Her friends are lost in their own drama. Andy’s chattering away, thrilled to have a new audience. But I see her. I see the exhaustion she’s hiding, the way she keeps her phone close like she’s waiting for bad news, the careful distance she maintains even while being friendly.

“Yo, Mike!” Cooper waves a hand in front of my face.

“Sorry, what?” I turn to him, realizing he’s been trying to get my attention.

“Schmidt’s party tomorrow night. You coming?”

“Can’t.”

The table has emptied while I wasn’t paying attention. Maya’s friends vanished at some point. Kellerman disappeared with the blonde.

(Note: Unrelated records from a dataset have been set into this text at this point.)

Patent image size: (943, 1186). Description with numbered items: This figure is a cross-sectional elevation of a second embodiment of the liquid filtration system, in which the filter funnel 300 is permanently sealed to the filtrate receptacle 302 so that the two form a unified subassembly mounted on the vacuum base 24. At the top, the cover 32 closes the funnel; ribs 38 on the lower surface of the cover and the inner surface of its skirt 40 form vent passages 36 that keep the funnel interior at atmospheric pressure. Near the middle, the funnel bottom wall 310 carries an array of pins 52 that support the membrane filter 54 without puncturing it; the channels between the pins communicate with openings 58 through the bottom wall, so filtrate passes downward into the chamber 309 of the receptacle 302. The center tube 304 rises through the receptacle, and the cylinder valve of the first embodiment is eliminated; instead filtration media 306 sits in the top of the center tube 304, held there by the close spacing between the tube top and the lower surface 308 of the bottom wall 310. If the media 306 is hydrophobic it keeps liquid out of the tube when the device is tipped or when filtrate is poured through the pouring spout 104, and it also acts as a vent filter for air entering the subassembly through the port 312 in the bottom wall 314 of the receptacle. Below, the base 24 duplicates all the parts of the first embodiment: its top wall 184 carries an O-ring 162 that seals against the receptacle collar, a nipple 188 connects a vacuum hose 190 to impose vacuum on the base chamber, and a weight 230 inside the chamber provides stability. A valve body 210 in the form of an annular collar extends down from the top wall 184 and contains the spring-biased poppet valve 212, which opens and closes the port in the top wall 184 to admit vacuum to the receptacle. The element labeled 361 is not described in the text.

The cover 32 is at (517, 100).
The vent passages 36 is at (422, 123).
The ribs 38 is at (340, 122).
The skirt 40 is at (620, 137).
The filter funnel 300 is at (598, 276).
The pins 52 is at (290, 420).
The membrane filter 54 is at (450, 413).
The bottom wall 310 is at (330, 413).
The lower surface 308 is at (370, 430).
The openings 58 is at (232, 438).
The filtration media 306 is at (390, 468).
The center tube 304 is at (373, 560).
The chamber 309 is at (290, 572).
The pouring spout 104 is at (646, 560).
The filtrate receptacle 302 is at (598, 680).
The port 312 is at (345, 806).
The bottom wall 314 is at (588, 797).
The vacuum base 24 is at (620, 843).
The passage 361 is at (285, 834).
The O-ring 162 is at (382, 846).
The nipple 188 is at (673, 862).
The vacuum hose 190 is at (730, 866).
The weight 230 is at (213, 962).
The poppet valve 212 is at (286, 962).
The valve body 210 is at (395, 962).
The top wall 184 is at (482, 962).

Most of the team has scattered to chase their own entertainment, leaving just Andy, Sophie, Maya, Maine, and me.

Maine pushes himself up from the table with dramatic flair. “Well, children, it’s been educational watching Mike’s complete inability to?—”

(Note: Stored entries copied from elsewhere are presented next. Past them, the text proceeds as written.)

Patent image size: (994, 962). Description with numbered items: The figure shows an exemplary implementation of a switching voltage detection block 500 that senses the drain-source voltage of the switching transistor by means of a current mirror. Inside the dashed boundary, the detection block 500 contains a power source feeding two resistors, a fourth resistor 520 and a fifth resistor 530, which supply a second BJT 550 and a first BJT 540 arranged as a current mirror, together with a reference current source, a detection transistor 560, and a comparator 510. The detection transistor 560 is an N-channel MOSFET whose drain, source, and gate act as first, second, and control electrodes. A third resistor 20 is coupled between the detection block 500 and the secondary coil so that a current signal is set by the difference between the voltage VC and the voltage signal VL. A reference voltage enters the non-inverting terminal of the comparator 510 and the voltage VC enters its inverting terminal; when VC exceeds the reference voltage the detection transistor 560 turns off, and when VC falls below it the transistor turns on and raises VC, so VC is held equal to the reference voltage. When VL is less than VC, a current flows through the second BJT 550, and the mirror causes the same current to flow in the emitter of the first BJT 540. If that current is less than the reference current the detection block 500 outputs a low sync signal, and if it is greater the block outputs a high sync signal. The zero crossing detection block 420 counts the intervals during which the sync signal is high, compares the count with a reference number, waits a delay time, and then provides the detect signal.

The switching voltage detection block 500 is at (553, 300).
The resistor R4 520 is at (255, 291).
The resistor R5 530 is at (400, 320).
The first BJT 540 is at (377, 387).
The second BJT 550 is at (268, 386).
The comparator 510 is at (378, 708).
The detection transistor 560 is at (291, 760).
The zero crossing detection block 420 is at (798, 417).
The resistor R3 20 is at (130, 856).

I nail him in the shin under the table, hard enough that he’ll have a bruise tomorrow.

“—to hit those high notes in ‘Happy,’” Maine recovers, rubbing his leg. “By the way, what’s your next attempt at voluntary humiliation?”

I hesitate. The truth—that I’ve signed up for an open-mic poetry night—is basically handing him ammunition for the next decade, when he’s already got an entire truckload of material to use against me since I started my ‘try new things’ campaign.

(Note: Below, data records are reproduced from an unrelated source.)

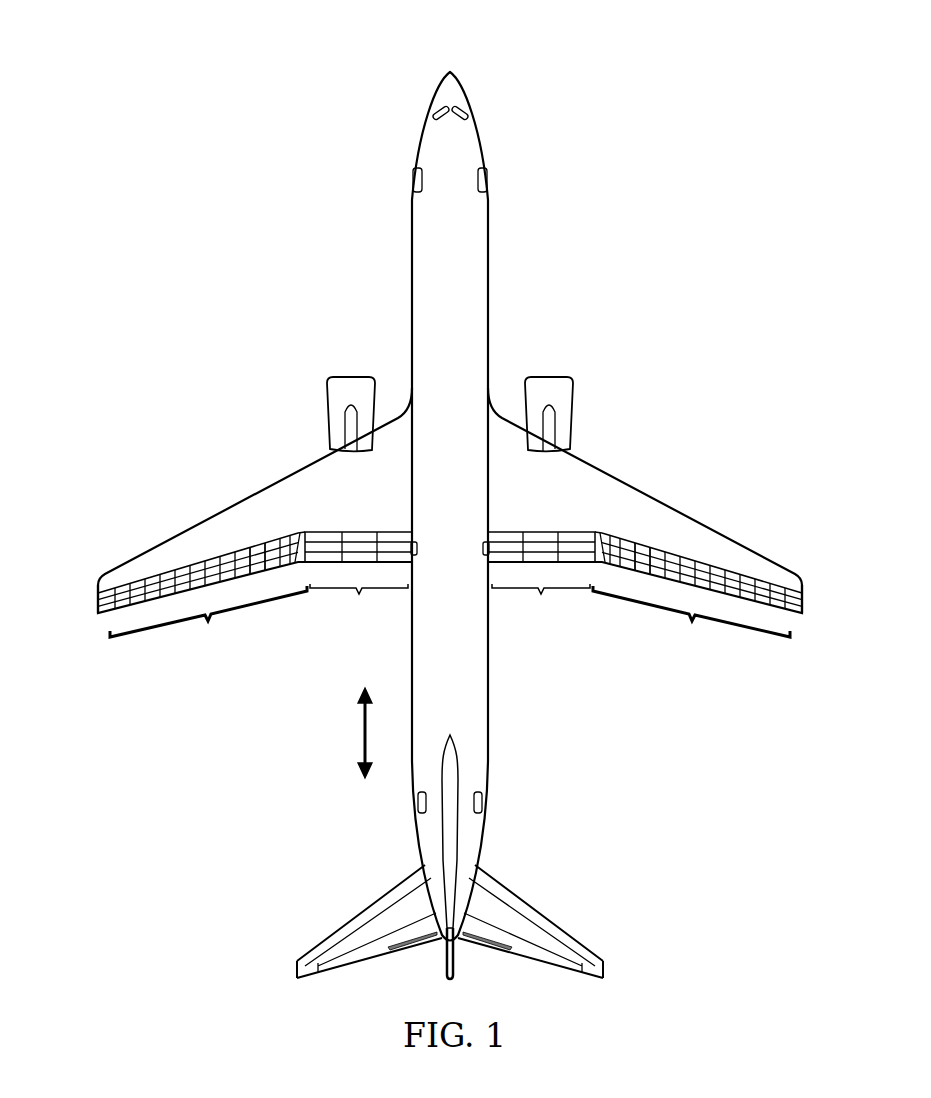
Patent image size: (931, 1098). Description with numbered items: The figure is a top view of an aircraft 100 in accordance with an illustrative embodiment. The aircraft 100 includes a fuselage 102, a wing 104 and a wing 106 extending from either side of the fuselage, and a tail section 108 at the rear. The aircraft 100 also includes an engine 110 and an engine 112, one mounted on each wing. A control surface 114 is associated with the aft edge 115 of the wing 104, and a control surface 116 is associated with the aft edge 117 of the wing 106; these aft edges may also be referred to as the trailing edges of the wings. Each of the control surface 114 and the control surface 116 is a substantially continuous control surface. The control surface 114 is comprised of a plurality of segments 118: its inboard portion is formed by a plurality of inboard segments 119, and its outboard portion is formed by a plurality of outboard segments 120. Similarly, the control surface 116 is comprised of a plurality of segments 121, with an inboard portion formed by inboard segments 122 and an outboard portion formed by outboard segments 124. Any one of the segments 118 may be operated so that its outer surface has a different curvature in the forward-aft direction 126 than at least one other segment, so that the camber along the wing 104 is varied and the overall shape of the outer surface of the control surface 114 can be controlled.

The aircraft 100 is at (410, 71).
The fuselage 102 is at (490, 223).
The wing 104 is at (236, 484).
The wing 106 is at (659, 484).
The tail section 108 is at (373, 975).
The engine 110 is at (344, 362).
The engine 112 is at (556, 362).
The control surface 114 is at (261, 586).
The aft edge 115 is at (96, 624).
The control surface 116 is at (639, 586).
The aft edge 117 is at (804, 624).
The segments 118 is at (180, 554).
The inboard segments 119 is at (361, 578).
The outboard segments 120 is at (208, 618).
The segments 121 is at (720, 554).
The inboard segments 122 is at (539, 578).
The outboard segments 124 is at (691, 619).
The forward-aft direction 126 is at (360, 736).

“Open-mic night,” I say anyway, because apparently I’m incapable of lying to save my dignity.

Maine’s face lights up. “Stand-up comedy? Because watching you bomb at that might actually kill me. I’d die happy.”

“Poetry, actually.”

The silence that follows is beautiful. Maine stares at me like I’ve announced I’m joining the priesthood.

“Poetry?” he finally manages. “Like ‘roses are red, violets are blue, I suck at everything, someone please love me too?’”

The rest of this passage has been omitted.